I spied a woman across the aisle laughing. Others were peeking above their PDAs. I turned to all of them and projected in my best stage presence: “How many people here think my daughter should have a good dinner tonight?” Seven people raised their hands. “And how many think she should have candy?” I simultaneously watched my daughter’s face as I polled the audience on this second choice. No hands. “See, sweetheart, everyone thinks you should have a good dinner.” So you see, I do not shy away from public interaction.

“Where do you work?” is, on the surface, a natural and common question. Yet, this was personal enough to feel uncomfortable. I wasn’t prepared for it so early in the morning. And not when it was delivered by someone I didn’t know. This wasn’t an art opening. And without thinking, I lied. “At the IRS,” I stated as if I’d worked there for years and was already in the final stages of planning for my retirement. I’ve got to hand it to me, instinctively, I used my best repellent. I didn’t want to tell her where I worked. There was something about her.

But I regretted it immediately, for lying, yes, but even more, for the quality of my lie. I answered without thinking of the possible consequences. What if she worked at the IRS? What would I have done when she asked which department? She looked like she could work at the IRS. I pictured myself begging for forgiveness from someone I didn’t even know.

As our train moved downtown I watched to see if she got off before our transfer. Not a chance. Hmmph. We changed trains. She followed. But on the next platform she went the other way.

Relief. I’d dodged a bullet. But it still didn’t feel right. And this was not over. There would be other mornings. I had never pictured myself working at the IRS. With this knowledge, would she start querying me about the latest tax laws and her deductions? She seemed the type. Would I find myself digging an even bigger hole, having to tell her I worked in the audit department (the strongest repellent known to man)? Would this dissuade someone who felt no compunction asking a stranger WHERE THEY WORKED at this hour?

I was awake. And I ruminated for at least an hour after I got to my office cube. I had created an unexpected persona for myself. My daughter’s father was a tax auditor at the Internal Revenue Service.

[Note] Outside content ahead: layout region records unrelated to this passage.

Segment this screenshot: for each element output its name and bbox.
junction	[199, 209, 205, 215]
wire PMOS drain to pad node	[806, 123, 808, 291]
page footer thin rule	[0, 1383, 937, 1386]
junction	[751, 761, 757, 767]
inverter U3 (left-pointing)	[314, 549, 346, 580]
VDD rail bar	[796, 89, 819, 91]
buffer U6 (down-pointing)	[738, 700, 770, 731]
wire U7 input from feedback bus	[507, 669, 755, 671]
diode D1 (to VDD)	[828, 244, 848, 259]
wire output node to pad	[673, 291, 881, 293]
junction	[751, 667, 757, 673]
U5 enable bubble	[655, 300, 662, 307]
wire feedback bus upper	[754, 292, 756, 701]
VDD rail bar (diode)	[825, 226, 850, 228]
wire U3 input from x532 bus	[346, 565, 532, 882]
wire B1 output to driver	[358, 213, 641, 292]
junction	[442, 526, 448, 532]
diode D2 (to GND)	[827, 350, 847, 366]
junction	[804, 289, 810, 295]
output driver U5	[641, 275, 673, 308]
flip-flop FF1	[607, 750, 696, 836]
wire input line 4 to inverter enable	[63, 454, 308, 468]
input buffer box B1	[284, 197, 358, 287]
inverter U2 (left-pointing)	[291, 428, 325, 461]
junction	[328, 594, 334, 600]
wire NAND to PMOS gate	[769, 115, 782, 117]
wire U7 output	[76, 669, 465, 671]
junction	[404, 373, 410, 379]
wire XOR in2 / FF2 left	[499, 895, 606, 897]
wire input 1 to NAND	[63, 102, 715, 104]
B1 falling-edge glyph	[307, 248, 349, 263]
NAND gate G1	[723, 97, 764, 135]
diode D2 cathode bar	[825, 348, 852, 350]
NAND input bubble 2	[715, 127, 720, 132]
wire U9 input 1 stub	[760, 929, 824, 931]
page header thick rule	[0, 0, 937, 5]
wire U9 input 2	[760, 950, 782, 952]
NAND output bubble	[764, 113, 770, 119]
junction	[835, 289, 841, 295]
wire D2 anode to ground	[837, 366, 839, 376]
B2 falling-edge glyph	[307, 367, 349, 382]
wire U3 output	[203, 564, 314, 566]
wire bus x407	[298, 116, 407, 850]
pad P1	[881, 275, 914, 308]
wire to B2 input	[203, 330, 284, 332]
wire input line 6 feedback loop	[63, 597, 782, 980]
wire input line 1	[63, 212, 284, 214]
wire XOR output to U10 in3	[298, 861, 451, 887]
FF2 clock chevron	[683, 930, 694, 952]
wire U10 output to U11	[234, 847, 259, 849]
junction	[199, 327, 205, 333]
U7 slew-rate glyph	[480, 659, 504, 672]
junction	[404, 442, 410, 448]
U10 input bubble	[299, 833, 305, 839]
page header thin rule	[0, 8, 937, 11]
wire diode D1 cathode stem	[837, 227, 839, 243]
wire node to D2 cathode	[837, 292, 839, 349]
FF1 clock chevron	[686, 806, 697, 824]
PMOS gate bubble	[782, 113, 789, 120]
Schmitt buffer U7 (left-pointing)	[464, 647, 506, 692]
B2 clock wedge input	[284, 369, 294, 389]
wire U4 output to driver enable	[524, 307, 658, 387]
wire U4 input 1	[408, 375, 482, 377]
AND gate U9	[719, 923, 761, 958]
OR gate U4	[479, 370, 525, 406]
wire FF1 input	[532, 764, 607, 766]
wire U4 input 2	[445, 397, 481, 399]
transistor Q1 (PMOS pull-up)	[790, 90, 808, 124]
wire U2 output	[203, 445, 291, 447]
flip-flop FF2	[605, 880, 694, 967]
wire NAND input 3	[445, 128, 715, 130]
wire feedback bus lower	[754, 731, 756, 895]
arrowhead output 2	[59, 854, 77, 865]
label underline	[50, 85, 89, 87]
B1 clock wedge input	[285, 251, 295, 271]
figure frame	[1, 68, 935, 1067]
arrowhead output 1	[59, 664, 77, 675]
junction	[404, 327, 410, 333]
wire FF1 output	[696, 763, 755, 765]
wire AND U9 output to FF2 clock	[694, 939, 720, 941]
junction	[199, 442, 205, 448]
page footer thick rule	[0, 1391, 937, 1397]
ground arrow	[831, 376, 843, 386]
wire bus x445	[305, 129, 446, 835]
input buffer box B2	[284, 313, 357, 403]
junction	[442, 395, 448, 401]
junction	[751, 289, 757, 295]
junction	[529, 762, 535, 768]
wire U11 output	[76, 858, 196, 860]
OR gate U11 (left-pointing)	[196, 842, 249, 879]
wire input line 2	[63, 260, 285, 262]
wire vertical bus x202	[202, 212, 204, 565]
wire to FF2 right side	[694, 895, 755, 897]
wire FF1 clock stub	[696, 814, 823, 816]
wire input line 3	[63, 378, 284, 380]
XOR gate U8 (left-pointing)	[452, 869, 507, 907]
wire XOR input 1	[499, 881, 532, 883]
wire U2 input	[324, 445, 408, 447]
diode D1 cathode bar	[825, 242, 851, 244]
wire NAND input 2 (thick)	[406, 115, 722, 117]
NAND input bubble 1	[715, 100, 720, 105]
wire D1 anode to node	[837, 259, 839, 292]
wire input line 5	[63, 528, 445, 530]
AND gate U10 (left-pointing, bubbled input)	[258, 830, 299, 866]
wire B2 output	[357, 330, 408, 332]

How does an auditor act when commuting? I pictured myself wearing Sansabelt™ slacks, a short sleeve white shirt with broad blue vertical stripes (too wide to be subtle), and a necktie with the Rugrats on it. My federal ID was on a long chain around my neck and neatly tucked into my shirt pocket (pocket protector and pens optional). I had given myself this part. It wasn’t something I had consciously aspired to but the role was mine. Did I have the talent to pull this off? What would I do the next time I saw her?

I didn’t have to wait long. Two days later, as we marched up to the Metro turnstile I saw her waiting for the elevator. This time I took the initiative. “How are you this morning?” She scowled. “I’m angry.” My heart dived. Had she found me out? She pulled a letter out of a folder and handed it to me to read.

It was from her supervisor advising her of her unsatisfactory performance review. My instincts had been correct. She had few boundaries. What could I say? I was so amazed that a total stranger would share her personal and personnel facts that I could only gloss over the details on the paper in my hands. I scanned while I decided quickly how to respond. My daughter was bouncing around me while we waited for the elevator door to open.

“I’m sorry.” I neither wanted to say more nor anything that might prolong the conversation. I truly was sorry. I knew how tough office relationships can be. All of a sudden, I was no longer worrying about my IRS status. The tables had turned as I held my invitation to be part of her morning drama. My daughter and I walked to our seats as the station lights dimmed.